Inwendige prikkels kunnen wel korte tijd bewust of onbewust worden onderdrukt, als je hersenen er bijvoorbeeld voor kiezen om nog even niet te eten of naar de WC te gaan,

Signalen van overgevoeligheid voor inwendige prikkels zijn bijvoorbeeld: snel geïrriteerd raken bij honger of dorst en snel last van warmte of kou hebben.

Signalen van ondergevoeligheid voor inwendige prikkels zijn bijvoorbeeld: geen honger of dorstgevoel hebben, de aandrang van een volle blaas niet tijdig opmerken, vermoeidheid niet opmerken, wisselingen in temperatuur niet snel opmerken.

Pijn-sensoren kunnen in ons hele lichaam pijn opvangen. We kunnen daardoor pijn signaleren in onze spieren, pezen en gewrichten, in onze maag of darmen of op onze huid. Pijn ervaren is een complex van pijnprikkels, herinneringen, emoties en biochemische reacties. Daardoor ervaart iedereen pijn op zijn eigen manier en kan de pijn ook van moment tot moment verschillen. Omdat we onder andere pijn-sensoren hebben op onze huid en in onze pezen, spieren en gewrichten, is er een sterke relatie tussen pijnprikkels aan de ene kant en bijvoorbeeld tast en bewegingsprikkels aan de andere kant.

Signalen van overgevoeligheid voor pijn zijn bijvoorbeeld: pijn hebben bij een klein schrammetje, steeds de aandacht richten op een wondje, veel last hebben van muggenbeet (de laatste twee kunnen overigens ook met ‘zien’ te maken hebben: dat het zien van een beschadiging op de huid een sterke reactie oproept, in plaats van het voelen van de pijn van het wondje of de muggenbeet)

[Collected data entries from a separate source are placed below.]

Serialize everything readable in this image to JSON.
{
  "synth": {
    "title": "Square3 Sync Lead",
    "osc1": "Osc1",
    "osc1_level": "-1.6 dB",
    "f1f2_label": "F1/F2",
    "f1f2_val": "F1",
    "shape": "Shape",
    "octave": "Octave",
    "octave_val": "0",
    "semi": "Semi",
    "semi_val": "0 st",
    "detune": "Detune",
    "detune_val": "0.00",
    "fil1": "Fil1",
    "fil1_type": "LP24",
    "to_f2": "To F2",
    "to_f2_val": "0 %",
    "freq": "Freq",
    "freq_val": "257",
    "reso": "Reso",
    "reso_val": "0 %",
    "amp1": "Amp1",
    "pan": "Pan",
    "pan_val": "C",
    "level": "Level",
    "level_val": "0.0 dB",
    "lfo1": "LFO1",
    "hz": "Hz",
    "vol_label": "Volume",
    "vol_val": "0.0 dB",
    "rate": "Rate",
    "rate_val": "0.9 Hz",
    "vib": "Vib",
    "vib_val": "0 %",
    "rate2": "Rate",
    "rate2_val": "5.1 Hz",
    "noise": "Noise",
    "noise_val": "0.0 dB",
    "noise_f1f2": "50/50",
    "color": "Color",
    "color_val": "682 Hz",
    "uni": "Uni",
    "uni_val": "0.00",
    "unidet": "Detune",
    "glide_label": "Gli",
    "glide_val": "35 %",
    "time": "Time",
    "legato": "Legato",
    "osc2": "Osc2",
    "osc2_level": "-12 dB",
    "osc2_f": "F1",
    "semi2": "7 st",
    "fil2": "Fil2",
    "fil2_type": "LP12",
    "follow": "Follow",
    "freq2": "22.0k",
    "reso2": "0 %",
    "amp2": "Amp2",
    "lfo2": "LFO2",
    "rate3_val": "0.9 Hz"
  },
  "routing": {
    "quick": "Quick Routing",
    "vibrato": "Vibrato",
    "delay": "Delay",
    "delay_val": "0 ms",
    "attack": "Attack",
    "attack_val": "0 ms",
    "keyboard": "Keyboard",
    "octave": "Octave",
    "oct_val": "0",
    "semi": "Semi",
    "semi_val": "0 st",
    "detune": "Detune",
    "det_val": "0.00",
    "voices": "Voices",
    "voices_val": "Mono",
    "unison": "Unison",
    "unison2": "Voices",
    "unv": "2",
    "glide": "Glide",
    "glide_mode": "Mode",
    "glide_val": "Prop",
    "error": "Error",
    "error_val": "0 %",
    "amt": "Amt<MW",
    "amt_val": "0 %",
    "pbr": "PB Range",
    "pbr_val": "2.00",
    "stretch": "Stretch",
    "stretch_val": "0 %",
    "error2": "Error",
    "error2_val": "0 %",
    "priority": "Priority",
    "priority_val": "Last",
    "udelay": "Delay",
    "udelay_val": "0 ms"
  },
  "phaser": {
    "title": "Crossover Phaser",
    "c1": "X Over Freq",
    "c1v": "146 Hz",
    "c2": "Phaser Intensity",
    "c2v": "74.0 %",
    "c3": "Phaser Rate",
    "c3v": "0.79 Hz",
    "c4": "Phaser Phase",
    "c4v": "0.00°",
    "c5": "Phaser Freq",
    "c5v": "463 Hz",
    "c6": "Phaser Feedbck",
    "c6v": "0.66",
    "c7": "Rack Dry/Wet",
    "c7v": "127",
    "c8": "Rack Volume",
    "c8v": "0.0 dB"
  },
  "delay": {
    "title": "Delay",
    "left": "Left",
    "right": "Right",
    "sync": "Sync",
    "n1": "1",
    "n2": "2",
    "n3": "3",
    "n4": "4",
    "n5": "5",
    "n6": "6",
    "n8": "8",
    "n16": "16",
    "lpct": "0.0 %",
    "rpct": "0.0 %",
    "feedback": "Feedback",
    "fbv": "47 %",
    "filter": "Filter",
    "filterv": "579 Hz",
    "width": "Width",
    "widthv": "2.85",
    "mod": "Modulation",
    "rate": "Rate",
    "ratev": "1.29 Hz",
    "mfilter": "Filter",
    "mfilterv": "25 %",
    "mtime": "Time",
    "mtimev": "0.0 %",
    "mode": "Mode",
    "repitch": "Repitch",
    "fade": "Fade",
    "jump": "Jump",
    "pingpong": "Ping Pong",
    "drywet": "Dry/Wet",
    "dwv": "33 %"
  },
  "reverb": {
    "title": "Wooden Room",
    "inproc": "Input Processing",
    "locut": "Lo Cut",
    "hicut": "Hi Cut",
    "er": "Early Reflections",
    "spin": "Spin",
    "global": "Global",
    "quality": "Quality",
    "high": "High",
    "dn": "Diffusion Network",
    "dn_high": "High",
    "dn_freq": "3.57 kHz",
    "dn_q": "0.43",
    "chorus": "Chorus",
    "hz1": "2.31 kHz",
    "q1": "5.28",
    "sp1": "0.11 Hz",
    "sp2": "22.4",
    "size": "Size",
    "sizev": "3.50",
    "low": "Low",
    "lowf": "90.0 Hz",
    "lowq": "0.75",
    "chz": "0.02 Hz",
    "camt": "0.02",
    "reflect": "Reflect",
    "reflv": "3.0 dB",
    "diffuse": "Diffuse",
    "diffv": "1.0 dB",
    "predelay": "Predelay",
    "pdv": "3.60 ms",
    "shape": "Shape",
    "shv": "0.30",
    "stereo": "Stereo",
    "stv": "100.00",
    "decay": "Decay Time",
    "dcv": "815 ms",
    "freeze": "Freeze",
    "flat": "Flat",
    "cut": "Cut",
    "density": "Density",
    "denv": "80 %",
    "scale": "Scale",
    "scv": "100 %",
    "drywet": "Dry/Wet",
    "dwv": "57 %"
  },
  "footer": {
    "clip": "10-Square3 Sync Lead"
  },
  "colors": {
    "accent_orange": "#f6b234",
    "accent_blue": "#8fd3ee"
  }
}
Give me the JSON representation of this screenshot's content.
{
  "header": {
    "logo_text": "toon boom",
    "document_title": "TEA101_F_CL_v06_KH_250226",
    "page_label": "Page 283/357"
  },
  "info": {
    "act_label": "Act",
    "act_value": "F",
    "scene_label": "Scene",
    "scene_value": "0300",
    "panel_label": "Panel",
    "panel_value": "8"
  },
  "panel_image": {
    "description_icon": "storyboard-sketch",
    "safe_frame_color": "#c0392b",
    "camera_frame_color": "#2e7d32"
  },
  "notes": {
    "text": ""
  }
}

Signalen van ondergevoeligheid voor pijn zijn bijvoorbeeld: niet reageren op verbranding, te warm badwater, te warme drank, blessures niet opmerken en automutilatie. 

over prikkelgevoeligheid

Hoe gevoelig we zijn voor prikkels heeft te maken met het proces van prikkels verwerken. Zogenoemde ‘sensoren’ spelen hierbij een grote rol. Dat zijn een soort ‘voelers’. Het zijn de cellen die prikkels opvangen. Via de sensoren wordt de informatie van de prikkel doorgegeven aan zenuwen die de boodschap naar de hersenen brengen. De hersenen signaleren vervolgens via een soort ‘prikkelfilter’ hoe sterk de prikkel is, wat dat betekent en welke reactie of gedrag daarbij past. Mensen verschillen in hoe hun prikkelfilter is afgesteld. Bij mensen met autisme en een verstandelijke beperking werkt dit filter vaak anders.